La mission de Marnay 3

La mission de Paul Marnay (3)

    « Que puis-je pour vous, Monsieur, s’enquit une quinquagénaire efflanquée, porteuse de lunettes cerclées de métal noir.    

    - J’ai rendez-vous avec l’abbé Heurtebise, Madame. Je m’appelle Paul Marnay.                                         

    - Ah, oui, notre directeur est en rendez-vous, mais il aura bientôt fini. Veuillez-vous asseoir. »

    L’attente ne dura pas plus de cinq minutes. La porte du bureau directorial s’ouvrit, le prêtre et son visiteur échangèrent une poignée de mains et Paul Marnay fut invité à entrer.

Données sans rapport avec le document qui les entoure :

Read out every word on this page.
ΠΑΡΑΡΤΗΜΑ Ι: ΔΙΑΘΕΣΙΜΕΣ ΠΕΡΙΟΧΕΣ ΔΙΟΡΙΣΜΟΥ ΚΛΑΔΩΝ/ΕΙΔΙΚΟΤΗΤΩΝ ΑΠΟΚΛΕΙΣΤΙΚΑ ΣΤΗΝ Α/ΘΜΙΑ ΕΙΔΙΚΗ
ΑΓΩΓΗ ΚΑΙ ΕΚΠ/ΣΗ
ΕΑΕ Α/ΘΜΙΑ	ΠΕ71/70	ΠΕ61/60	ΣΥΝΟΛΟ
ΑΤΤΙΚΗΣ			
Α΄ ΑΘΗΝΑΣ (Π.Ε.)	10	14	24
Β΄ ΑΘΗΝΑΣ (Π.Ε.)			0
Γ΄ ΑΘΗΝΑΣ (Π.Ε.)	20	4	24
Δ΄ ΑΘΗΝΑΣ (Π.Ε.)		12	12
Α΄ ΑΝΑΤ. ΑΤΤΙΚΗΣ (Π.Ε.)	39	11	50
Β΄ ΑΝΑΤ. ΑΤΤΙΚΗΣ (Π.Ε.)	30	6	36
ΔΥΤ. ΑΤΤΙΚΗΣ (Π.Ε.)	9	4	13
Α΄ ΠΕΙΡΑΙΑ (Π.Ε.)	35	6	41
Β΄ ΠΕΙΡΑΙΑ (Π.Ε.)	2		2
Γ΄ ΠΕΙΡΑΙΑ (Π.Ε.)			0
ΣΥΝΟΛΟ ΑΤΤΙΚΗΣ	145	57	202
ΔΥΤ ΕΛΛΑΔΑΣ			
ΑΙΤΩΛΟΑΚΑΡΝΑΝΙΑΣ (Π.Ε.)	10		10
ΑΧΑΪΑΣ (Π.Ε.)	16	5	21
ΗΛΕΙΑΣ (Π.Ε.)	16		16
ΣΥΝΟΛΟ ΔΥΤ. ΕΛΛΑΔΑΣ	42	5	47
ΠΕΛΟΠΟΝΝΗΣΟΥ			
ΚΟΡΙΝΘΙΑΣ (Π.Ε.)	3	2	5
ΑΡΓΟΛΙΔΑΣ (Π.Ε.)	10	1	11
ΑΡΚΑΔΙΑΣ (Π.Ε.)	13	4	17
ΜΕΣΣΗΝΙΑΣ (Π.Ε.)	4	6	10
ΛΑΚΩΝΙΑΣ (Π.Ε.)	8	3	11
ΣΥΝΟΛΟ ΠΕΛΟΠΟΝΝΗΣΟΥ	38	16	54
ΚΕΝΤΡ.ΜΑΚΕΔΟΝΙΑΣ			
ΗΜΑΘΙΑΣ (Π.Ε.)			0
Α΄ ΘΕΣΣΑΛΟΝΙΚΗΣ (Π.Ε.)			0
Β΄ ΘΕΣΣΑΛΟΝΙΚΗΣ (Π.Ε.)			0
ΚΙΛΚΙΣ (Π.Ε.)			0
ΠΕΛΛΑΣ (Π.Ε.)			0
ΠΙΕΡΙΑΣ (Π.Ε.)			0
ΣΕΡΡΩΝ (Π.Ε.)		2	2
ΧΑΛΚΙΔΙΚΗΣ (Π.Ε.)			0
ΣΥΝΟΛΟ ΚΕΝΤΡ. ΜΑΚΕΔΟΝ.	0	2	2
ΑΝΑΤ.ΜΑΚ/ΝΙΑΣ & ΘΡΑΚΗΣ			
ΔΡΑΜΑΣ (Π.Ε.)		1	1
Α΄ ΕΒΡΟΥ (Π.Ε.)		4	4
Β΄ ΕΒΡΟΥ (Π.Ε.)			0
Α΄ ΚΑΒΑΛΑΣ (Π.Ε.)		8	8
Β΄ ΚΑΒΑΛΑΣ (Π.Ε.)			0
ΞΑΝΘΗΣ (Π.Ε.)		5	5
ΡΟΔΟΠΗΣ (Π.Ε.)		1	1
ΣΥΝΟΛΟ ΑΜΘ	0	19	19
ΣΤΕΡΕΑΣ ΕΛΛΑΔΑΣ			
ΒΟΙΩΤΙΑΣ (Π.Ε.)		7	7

    Comme à son habitude, l’abbé Heurtebise était sévèrement sanglé dans le costume gris anthracite, sur lequel la chemise blanche étalait une tache de clarté, partagée en son milieu par la cravate noire. Dans le domaine de la calvitie, le prêtre avait une vingtaine d’années d’avance sur l’assureur. C’est dire que même le plus consciencieux des  coiffeurs eût été en peine de trouver matière à satisfaire l’appétit des ciseaux, sur l’œuf d’autruche qui tenait lieu de crâne à l’abbé Heurtebise. A la différence de Paul Marnay, qui déjà marchait un peu voûté, le directeur diocésain se tenait droit comme le « i » du mot Justice, avec l’adjonction de l’adjectif  divine pour renforcer la comparaison. Le regard de l’homme était direct mais pas inquisiteur, car même au sein de l’Eglise romaine, apostolique et catholique, la Sainte Inquisition n’était plus religieusement correcte. A cause de l’usure du temps, même les plus nobles des institutions se trouvent discréditées.